At least 13 of the largest stations - eight in London - would almost certainly be offered for sale on long leases of up to 125 years as 'conventional' retailing property investments. These are Glasgow Central, Edinburgh Waverley, Leeds, Manchester Piccadilly, Birmingham New Street, London Bridge, King's Cross, Liverpool Street, Paddington, Waterloo, Euston, London Victoria, and Charing Cross.

Mr Hill says that the operators 'would be like the owners of shopping centres, taking a long lease from Railtrack and then sub-letting to tenants like WH Smith'.

Fifteen major stations, the cream of the estate, account for more than half the total rental income generated by BR's retailing division. Such stations - often in the heart of towns - admittedly have considerable potential as locations. Yet one of the key factors making investors shy away from the prospect initially is the uncertainty attached to the non-retailing aspects.

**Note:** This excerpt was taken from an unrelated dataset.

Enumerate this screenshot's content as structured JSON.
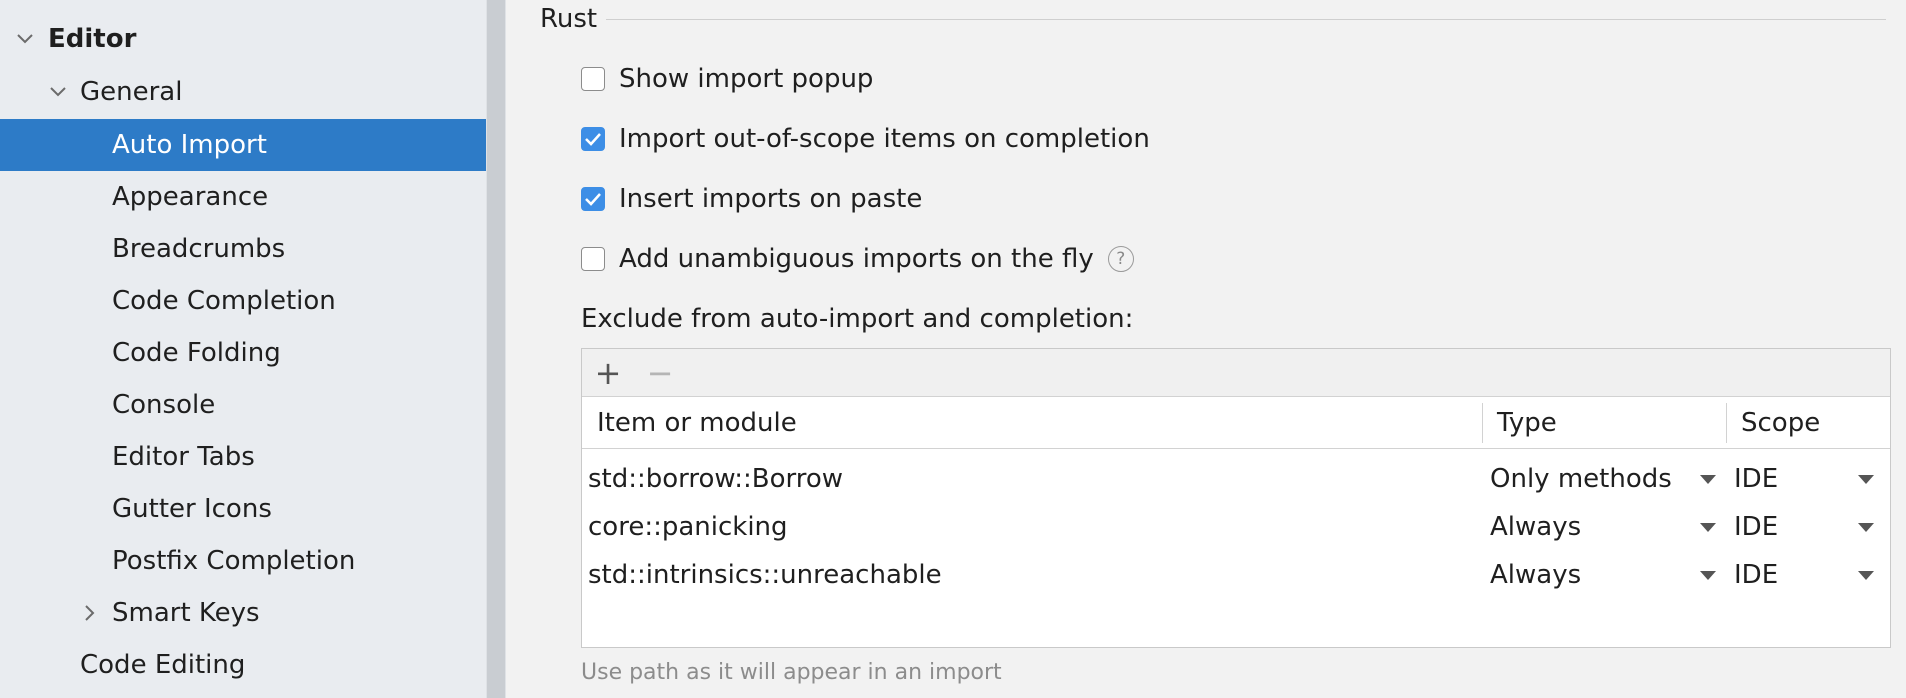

The Government appears to envisage insisting that investors sign up to run the station concerned in its entirety, deriving their income from the retailing aspects but also from charging for everything from the lavatories to the ticketing and train operations. This is the equivalent of the landing fees charged by BAA to aircraft, proponents argue.

That is new and uncertain territory for many investors. 'The stations may be perceived as development opportunities, and so might attract entrepreneurs, but as existing income stream propositions, they will be difficult to sell to institutions or property companies,' said Richard Wright, a partner in Jones Lang Wootton, the surveyors.